Paul Magnette (PS) hatte am Montag König Philippe gebeten, ihn von seinem Sondierungsauftrag zu entbinden. Für das von ihm angestrebte Sechserbündnis aus Sozialisten, Liberalen und Grünen beider Landesteile, das im Parlament nur über eine hauchdünne Mehrheit vom 76 der 150 Parlamentssitze verfügen würden, lagen schon ziemlich konkrete inhaltliche Vorschläge vor. Vor allem in den Reihen der flämischen Liberalen (Open VLD) rumorte es jedoch gewaltig. So sträubte sich eine Mehrheit der 12 Parlamentsabgeordneten im Gegensatz zu prominenten Mitgliedern der Parteiführung gegen einen Linksschwenk. Auch in den Reihen der ebenfalls 12 Abgeordneten zählenden CD&V-Fraktion, die Magnette zuletzt ziemlich unverhohlen umworben hatte, knirschte es. Aus beiden Parteien erklang auch der Ruf, De Wever in die politische Arithmetik einzubeziehen – was dieser übrigens seit Tagen selbst gefordert hatte.

Der Spielraum für Bouchez und Coens erscheint dennoch begrenzt. Kaum hatten die beiden Politiker am Dienstagabend das königliche Palais verlassen, meldet sich auch schon De Wever zu Wort. Die „lila-grüne“ Option sei hoffentlich vom Tisch, erklärte der N-VA-Parteichef. Und er kündigte an: „Wir werden konstruktiv und mit offenen Visier mitarbeiten.“

Tags zuvor hatte er dagegen noch anders geklungen und tief in die rhetorische Kiste gegriffen. Als er Magnette jetzt getroffen habe, habe dieser noch den „rot-grünen Brei“ seiner Vorschläge für eine neue Regierung im Mund gehabt. „Es bedarf handfester flämischer Zahnpasta, um den Geschmack aus dem Mund herauszuwaschen“, sagte De Wever vor laufender Kamera. Derlei deftige Äußerungen kamen nicht nur südlich der Sprachgrenze schlecht an. Auch unter flämischen Liberalen, an deren Gesprächen mit Magnette der Antwerpener Bürgermeister kein gutes Haar gelassen hatte,  schien die Begeisterung für ein Regierungsbündnis mit der N-VA deutlich zu schwinden.

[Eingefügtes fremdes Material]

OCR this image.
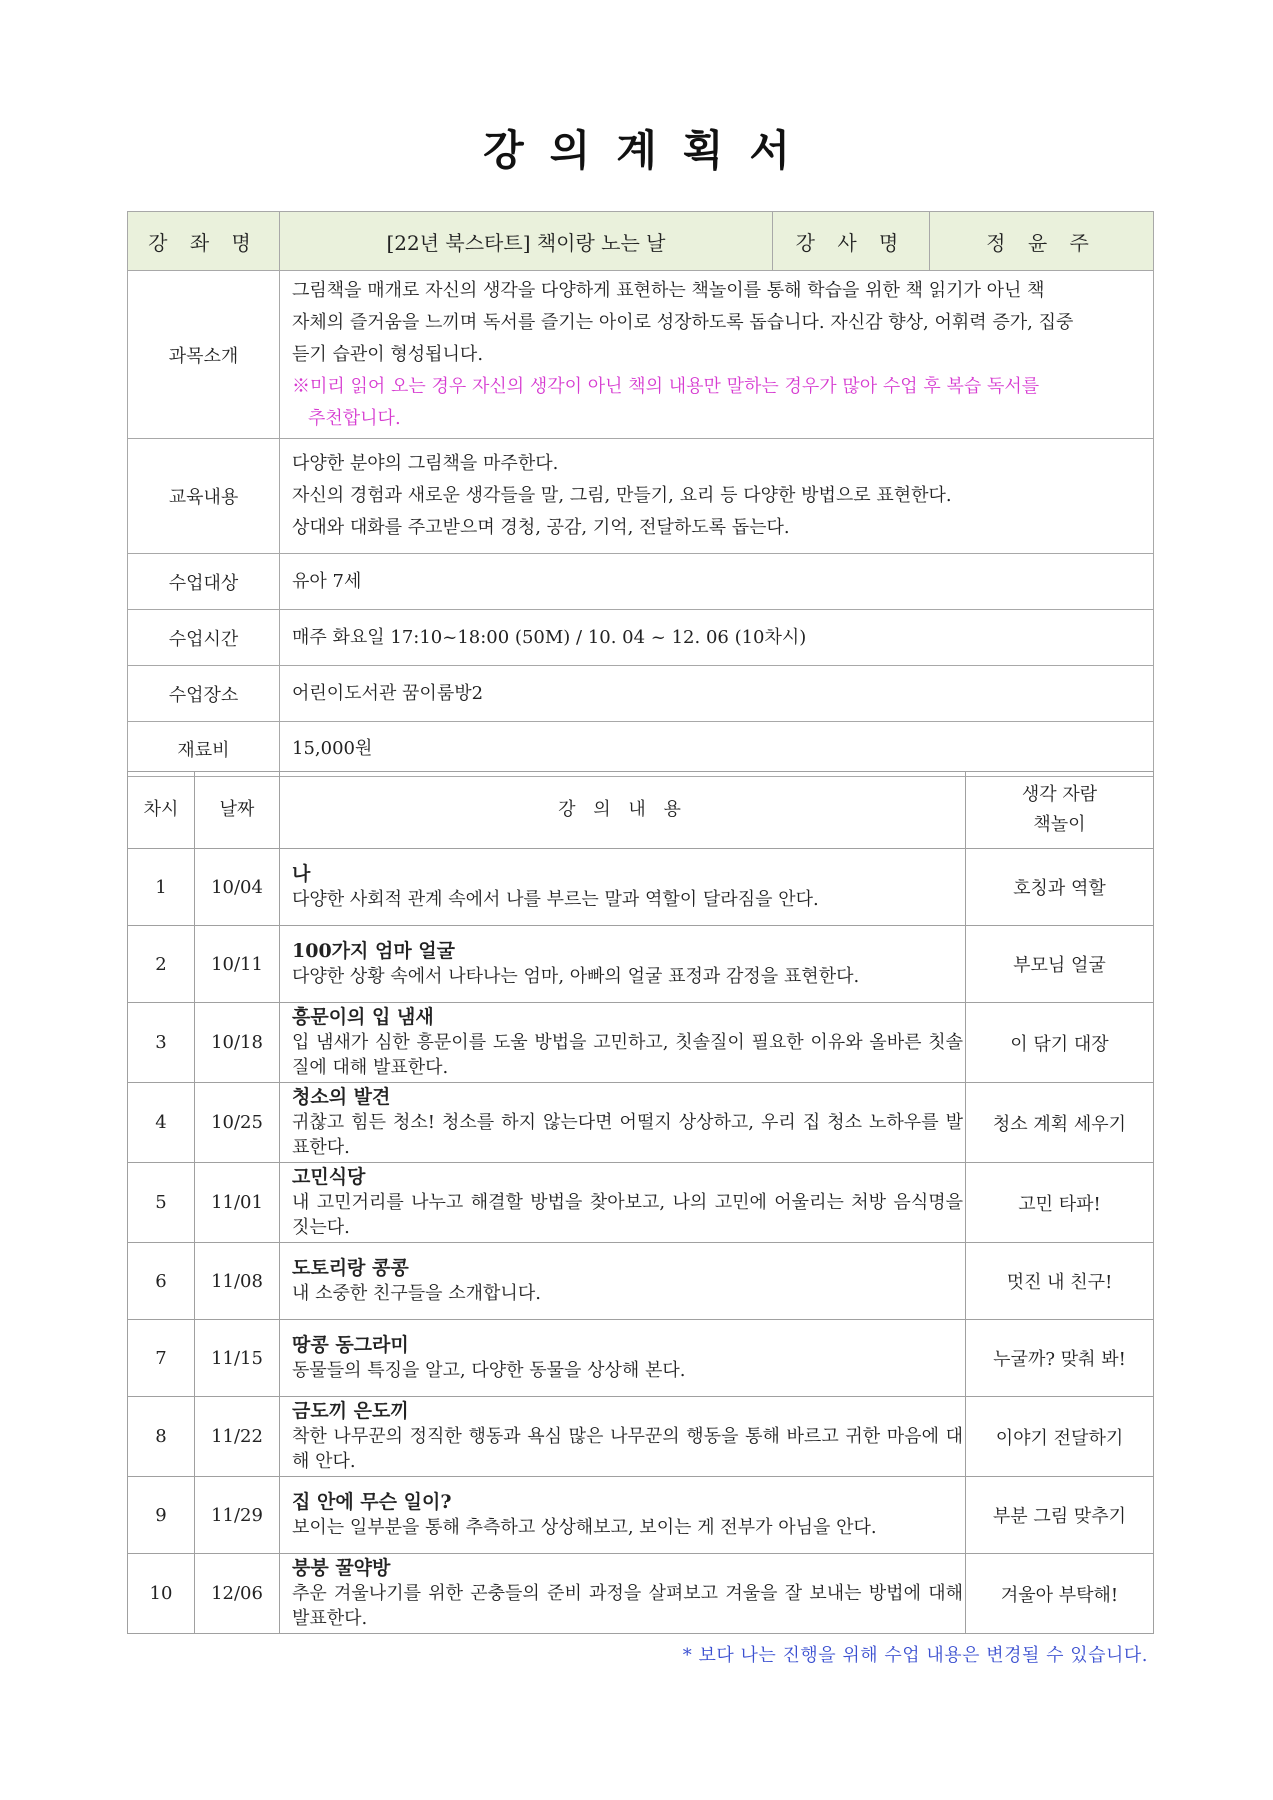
강의계획서
강 좌 명	[22년 북스타트] 책이랑 노는 날	강 사 명	정 윤 주
과목소개	그림책을 매개로 자신의 생각을 다양하게 표현하는 책놀이를 통해 학습을 위한 책 읽기가 아닌 책
자체의 즐거움을 느끼며 독서를 즐기는 아이로 성장하도록 돕습니다. 자신감 향상, 어휘력 증가, 집중
듣기 습관이 형성됩니다.
※미리 읽어 오는 경우 자신의 생각이 아닌 책의 내용만 말하는 경우가 많아 수업 후 복습 독서를
추천합니다.		

교육내용	다양한 분야의 그림책을 마주한다.
자신의 경험과 새로운 생각들을 말, 그림, 만들기, 요리 등 다양한 방법으로 표현한다.
상대와 대화를 주고받으며 경청, 공감, 기억, 전달하도록 돕는다.		

수업대상	유아 7세		
수업시간	매주 화요일 17:10~18:00 (50M) / 10. 04 ~ 12. 06 (10차시)		
수업장소	어린이도서관 꿈이룸방2		
재료비	15,000원		
차시	날짜	강 의 내 용	생각 자람
책놀이

1	10/04	나
다양한 사회적 관계 속에서 나를 부르는 말과 역할이 달라짐을 안다.	호칭과 역할
2	10/11	100가지 엄마 얼굴
다양한 상황 속에서 나타나는 엄마, 아빠의 얼굴 표정과 감정을 표현한다.	부모님 얼굴
3	10/18	흥문이의 입 냄새
입 냄새가 심한 흥문이를 도울 방법을 고민하고, 칫솔질이 필요한 이유와 올바른 칫솔질에 대해 발표한다.	이 닦기 대장
4	10/25	청소의 발견
귀찮고 힘든 청소! 청소를 하지 않는다면 어떨지 상상하고, 우리 집 청소 노하우를 발표한다.	청소 계획 세우기
5	11/01	고민식당
내 고민거리를 나누고 해결할 방법을 찾아보고, 나의 고민에 어울리는 처방 음식명을 짓는다.	고민 타파!
6	11/08	도토리랑 콩콩
내 소중한 친구들을 소개합니다.	멋진 내 친구!
7	11/15	땅콩 동그라미
동물들의 특징을 알고, 다양한 동물을 상상해 본다.	누굴까? 맞춰 봐!
8	11/22	금도끼 은도끼
착한 나무꾼의 정직한 행동과 욕심 많은 나무꾼의 행동을 통해 바르고 귀한 마음에 대해 안다.	이야기 전달하기
9	11/29	집 안에 무슨 일이?
보이는 일부분을 통해 추측하고 상상해보고, 보이는 게 전부가 아님을 안다.	부분 그림 맞추기
10	12/06	붕붕 꿀약방
추운 겨울나기를 위한 곤충들의 준비 과정을 살펴보고 겨울을 잘 보내는 방법에 대해 발표한다.	겨울아 부탁해!
* 보다 나는 진행을 위해 수업 내용은 변경될 수 있습니다.
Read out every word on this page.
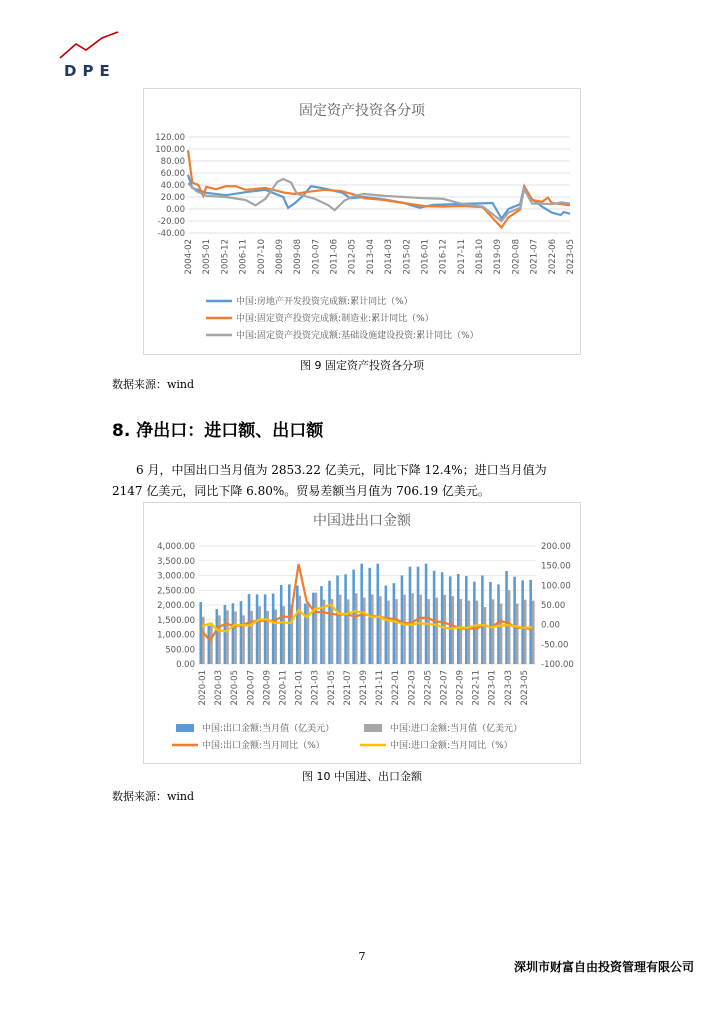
DPE
固定资产投资各分项
120.00
100.00
80.00
60.00
40.00
20.00
0.00
-20.00
-40.00
2004-02 2005-01 2005-12 2006-11 2007-10 2008-09 2009-08 2010-07 2011-06 2012-05 2013-04 2014-03 2015-02 2016-01 2016-12 2017-11 2018-10 2019-09 2020-08 2021-07 2022-06 2023-05
中国:房地产开发投资完成额:累计同比（%）
中国:固定资产投资完成额:制造业:累计同比（%）
中国:固定资产投资完成额:基础设施建设投资:累计同比（%）
图 9 固定资产投资各分项
数据来源：wind
8. 净出口：进口额、出口额

6 月，中国出口当月值为 2853.22 亿美元，同比下降 12.4%；进口当月值为

2147 亿美元，同比下降 6.80%。贸易差额当月值为 706.19 亿美元。

中国进出口金额
4,000.00
3,500.00
3,000.00
2,500.00
2,000.00
1,500.00
1,000.00
500.00
0.00
200.00
150.00
100.00
50.00
0.00
-50.00
-100.00
2020-01 2020-03 2020-05 2020-07 2020-09 2020-11 2021-01 2021-03 2021-05 2021-07 2021-09 2021-11 2022-01 2022-03 2022-05 2022-07 2022-09 2022-11 2023-01 2023-03 2023-05
中国:出口金额:当月值（亿美元）	中国:进口金额:当月值（亿美元）
中国:出口金额:当月同比（%）	中国:进口金额:当月同比（%）
图 10 中国进、出口金额
数据来源：wind
7
深圳市财富自由投资管理有限公司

Welche Strategie De Wever tatsächlich verfolgt, ist unklar. Will er, dass seine Partei auf föderaler Ebene wieder an die Macht kommt, dann wird sie diese mit den Sozialisten teilen müssen, die – anders als die N-VA – aufgrund der Mehrheitsverhältnisse im Parlament rechnerisch unentbehrlich sind. Die Sozialisten haben allerdings klargestellt, dass sie eine von den flämischen Nationalisten gewünschte weitere Schwächung des belgischen Bundesstaats nicht mitmachen werden. Ferner ist schwer vorstellbar, wie sich die unterschiedlichen wirtschafts- und sozialpolitischen Vorstellungen unter einen Hut bringen lassen.

Es spricht  daher einiges dafür, dass letztlich die Option eines „lila-grünen“, im französischsprachigen Landesteil als „Regenbogenkoalition“ („coalition arc-en-ciel“) bezeichneten Bündnisses favorisiert wird.  Die französischsprachige Bezeichnung dürfte zutreffender sein, sollte die CD&V, die sich der Farbe Orange verschrieben hat, in die Regierung eintreten. Mit ihren 12 Abgeordneten käme das neue Bündnis mit 88 von 150 Abgeordneten zumindest auf dem Papier auf eine komfortable Mehrheit.

De Wever warnte am Dienstagabend vor einer Politik in Brüssel, für die es keine Mehrheit in Flandern gebe. Mit 42 von 89 niederländischsprachigen Abgeordneten hätte die von der N-VA befürchtete Siebenerkoalition zwar keine Mehrheit, käme ihr aber ziemlich nahe.  Hinter der bisherigen Regierung Michel, der die N-VA von 2014 bis 2018 angehörte, standen allerdings gerade einmal 20 von 63 französischsprachigen Abgeordneten.